I had plenty of time to think healthy thoughts and it struck me that the more I wish and hope for recovery, the farther away it gets. It’s like when I try to play a song on the piano perfectly, the harder I try, the worse I play. It is only when I become relaxed and just play without any thought of perfection, the music becomes perfect. Not seeking for perfection is perfection.

True recovery comes when you begin to see things as they are, to observe things as they are, and to let everything go as it goes.

What Goes Up….

Tuesday, October 14th, 2008

So I’m frustrated, to put it in a nice way. This must be what Hell feels like.

Today my anxiety has peaked at around an 8 out of 10. I’m worried about an upcoming trip with my family, I’m worried about a party in a few weeks, I’m worried about the poor financial performance of the company I work for. All of these fears manifest themselves in a very physical way. My hands are ice cold. My neck and shoulders are extremely tense. My breathing is shallow. My balance is gone. My sleep is poor.

Fear breads more fear.

Anxiety creates more anxiety.

As is evident from my lack of posts on here, I had been starting to feel really great, now it feels like I’m heading for a low again and I don’t want to do it anymore. I’m sure part of it is because I have an appointment with the psychologist on Thursday. Every time I think about it, my brain reminds me its almost been a year since I started seeing him and I’m still not “healed”. My brain tells me this is because I don’t really have anxiety, I have something very sinister, I have something catastrophic. At this point, what could possibly be worse than anxiety?

As I write this it is 3:30 and I’ll I can do is watch the clock so that at 5 I can run home and crawl into the safety of my bed. For some reason, if I’m going to die, I would rather be in my own bed.

Releaning to Trust My Body

Sunday, October 5th, 2008

This may sound crazy but anxiety not only impacts the mind it also impacts the body — at least in my case and I’m guessing I’m not alone.

As I begin to gain mental control over this demon I’m finding that I’m not the same man I was before.  Although I have suffered with anxiety, the current debilitating bout has gone on 3 years this November.  Over those three years I have retreated and shut down.  I have stopped doing the things I enjoy.  I have become less physically active, one the lowest point being nearly bed bound.

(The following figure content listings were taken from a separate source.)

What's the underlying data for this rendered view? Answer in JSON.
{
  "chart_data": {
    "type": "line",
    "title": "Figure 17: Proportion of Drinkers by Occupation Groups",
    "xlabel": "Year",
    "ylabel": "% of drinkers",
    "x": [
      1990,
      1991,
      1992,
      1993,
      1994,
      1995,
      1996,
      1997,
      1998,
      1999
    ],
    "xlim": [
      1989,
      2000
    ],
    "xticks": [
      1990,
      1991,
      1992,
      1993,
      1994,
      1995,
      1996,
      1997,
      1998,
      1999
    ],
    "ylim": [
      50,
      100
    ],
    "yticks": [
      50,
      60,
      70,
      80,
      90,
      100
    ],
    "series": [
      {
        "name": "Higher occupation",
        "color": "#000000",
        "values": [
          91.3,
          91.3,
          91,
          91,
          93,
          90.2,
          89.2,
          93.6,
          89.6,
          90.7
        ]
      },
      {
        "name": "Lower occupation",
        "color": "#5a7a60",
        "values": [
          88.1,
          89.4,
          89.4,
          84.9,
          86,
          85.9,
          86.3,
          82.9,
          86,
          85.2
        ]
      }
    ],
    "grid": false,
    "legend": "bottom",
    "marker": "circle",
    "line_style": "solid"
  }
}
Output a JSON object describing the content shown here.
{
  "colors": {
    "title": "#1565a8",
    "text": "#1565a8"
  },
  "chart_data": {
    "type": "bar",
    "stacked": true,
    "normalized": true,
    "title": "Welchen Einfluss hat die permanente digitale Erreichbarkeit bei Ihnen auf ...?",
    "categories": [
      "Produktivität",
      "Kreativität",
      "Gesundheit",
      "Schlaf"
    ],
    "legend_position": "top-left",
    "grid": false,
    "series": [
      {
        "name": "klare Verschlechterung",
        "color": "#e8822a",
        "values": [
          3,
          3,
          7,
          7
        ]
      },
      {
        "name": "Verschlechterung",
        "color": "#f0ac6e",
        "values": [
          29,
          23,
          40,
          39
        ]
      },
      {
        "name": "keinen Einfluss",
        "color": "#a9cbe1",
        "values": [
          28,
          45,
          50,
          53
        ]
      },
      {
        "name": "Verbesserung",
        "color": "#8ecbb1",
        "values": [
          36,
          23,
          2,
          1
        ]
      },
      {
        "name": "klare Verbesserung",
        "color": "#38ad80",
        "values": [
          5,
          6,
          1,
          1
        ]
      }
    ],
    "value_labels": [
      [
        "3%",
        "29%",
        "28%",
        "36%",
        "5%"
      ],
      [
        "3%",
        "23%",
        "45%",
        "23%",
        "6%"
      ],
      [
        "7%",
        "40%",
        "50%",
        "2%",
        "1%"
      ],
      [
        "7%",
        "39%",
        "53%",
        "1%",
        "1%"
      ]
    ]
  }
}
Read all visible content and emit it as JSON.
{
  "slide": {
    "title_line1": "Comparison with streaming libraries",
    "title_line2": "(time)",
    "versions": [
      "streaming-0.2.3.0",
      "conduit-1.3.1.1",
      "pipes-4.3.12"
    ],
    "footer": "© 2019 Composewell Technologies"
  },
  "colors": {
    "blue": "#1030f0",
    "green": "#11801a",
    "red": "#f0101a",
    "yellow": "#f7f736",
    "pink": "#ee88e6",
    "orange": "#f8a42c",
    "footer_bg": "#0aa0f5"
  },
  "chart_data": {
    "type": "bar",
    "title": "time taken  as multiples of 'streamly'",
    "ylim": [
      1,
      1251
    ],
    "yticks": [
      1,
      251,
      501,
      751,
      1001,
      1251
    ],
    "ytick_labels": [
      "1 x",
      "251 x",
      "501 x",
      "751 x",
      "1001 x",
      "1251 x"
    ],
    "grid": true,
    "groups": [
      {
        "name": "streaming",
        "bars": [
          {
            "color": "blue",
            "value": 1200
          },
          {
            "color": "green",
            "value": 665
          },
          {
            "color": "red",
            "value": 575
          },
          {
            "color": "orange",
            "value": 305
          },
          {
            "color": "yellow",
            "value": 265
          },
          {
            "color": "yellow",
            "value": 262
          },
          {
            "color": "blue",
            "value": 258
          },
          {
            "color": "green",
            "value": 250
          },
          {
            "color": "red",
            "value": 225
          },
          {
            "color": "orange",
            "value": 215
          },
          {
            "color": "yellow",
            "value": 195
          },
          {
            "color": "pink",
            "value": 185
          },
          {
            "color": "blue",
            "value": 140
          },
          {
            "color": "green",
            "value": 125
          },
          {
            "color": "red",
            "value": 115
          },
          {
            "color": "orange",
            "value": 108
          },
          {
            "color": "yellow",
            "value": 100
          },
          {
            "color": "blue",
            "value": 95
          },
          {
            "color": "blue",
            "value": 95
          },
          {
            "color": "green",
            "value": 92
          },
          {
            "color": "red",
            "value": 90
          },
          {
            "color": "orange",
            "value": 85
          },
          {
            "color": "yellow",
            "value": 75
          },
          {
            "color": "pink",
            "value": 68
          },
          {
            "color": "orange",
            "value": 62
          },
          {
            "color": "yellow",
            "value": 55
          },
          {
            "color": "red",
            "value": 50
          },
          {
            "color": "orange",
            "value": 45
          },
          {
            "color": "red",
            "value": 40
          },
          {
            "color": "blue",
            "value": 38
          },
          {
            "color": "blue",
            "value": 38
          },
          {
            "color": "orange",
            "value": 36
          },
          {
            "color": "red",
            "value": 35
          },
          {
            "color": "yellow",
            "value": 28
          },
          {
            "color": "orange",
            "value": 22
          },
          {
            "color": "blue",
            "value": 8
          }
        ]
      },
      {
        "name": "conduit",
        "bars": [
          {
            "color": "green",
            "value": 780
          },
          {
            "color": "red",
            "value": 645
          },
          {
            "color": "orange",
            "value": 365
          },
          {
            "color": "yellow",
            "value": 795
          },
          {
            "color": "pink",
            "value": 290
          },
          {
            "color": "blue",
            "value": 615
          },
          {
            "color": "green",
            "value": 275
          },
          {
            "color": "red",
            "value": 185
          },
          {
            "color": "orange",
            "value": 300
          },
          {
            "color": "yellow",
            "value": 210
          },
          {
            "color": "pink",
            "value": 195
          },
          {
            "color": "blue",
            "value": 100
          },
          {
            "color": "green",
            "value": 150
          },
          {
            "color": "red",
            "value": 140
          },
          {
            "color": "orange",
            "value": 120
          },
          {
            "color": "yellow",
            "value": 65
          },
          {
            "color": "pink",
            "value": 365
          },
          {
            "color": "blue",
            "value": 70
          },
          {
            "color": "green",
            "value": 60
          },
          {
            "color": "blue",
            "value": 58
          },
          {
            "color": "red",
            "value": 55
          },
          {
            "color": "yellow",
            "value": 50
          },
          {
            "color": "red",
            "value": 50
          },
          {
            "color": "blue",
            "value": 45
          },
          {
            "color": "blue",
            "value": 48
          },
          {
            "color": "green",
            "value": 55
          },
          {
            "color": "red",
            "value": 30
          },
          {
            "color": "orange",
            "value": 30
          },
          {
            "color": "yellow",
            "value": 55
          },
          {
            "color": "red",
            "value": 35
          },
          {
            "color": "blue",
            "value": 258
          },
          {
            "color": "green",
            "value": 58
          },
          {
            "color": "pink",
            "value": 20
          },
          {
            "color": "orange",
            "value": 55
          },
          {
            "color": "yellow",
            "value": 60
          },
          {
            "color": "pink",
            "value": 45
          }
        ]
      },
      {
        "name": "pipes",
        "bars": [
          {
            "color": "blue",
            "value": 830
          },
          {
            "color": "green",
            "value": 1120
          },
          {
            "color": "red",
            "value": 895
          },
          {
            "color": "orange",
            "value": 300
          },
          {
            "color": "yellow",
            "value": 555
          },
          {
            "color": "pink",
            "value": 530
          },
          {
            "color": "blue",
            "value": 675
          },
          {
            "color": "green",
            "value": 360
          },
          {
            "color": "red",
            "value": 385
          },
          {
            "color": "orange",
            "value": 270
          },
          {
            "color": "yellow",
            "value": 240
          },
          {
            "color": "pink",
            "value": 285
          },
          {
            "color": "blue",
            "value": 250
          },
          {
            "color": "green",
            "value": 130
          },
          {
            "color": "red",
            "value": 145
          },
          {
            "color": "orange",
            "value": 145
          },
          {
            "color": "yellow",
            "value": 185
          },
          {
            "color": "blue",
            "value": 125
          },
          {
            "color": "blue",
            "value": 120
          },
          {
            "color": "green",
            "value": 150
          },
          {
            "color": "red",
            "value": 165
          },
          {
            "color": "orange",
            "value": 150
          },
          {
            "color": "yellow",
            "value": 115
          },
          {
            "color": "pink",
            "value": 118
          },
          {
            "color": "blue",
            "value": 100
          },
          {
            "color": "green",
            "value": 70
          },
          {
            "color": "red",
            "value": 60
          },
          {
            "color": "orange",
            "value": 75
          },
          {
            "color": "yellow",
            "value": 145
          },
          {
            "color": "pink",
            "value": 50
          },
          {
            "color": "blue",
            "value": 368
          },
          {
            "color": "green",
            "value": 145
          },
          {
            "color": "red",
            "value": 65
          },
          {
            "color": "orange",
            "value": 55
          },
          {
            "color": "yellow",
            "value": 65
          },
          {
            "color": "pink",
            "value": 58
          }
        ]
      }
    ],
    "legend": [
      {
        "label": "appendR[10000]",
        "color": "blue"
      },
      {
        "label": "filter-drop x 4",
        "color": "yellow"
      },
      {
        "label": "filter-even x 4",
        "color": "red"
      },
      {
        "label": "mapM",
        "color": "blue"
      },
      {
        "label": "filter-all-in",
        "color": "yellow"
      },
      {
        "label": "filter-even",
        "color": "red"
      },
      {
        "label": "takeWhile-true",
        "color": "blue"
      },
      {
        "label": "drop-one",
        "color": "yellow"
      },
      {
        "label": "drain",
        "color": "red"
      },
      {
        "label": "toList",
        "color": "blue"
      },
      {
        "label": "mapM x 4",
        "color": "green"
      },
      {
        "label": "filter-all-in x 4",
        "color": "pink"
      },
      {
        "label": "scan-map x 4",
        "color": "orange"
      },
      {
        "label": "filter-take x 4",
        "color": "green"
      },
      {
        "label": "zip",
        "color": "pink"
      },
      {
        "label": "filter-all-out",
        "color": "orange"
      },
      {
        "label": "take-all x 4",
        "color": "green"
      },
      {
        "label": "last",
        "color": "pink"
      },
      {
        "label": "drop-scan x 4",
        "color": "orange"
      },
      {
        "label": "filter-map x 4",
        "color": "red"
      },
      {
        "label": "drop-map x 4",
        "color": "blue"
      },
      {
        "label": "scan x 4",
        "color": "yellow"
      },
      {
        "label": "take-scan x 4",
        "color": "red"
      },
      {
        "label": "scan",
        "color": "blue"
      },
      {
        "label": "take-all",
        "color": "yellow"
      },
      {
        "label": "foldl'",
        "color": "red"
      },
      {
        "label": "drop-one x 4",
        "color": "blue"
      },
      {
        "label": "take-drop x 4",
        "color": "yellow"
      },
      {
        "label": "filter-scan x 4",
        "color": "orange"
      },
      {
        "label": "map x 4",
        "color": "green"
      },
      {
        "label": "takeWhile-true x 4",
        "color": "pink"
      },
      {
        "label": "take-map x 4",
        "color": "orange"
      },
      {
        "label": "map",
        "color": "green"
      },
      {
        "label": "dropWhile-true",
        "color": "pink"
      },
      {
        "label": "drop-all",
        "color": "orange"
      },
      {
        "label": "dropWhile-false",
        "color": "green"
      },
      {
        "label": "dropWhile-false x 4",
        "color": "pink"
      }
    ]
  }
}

I’m finding out that during that time I lost trust in my body to function on its on.  I think I need to concentrate on breathing, on walking, or chewing, etc.  Things that just happen automatically, things that people don’t put a second thought to, I’m concentrating on every moment to make sure my body doesn’t screw it up.

The problem with this approach is that the more you concentrate on a task the harder it becomes.  Take walking.   Rather than thinking about where you are walking to or thinking about what surrounds you, you put 100% concentration on picking up one foot and putting another foot down.  Walking all of a sudden becomes unnatural.

This I have been to be very frustrating and anxiety producing in its own but this too shall pass.  I must learn patience, if nothing more, to let things take their course.  The more I push, the worse I feel.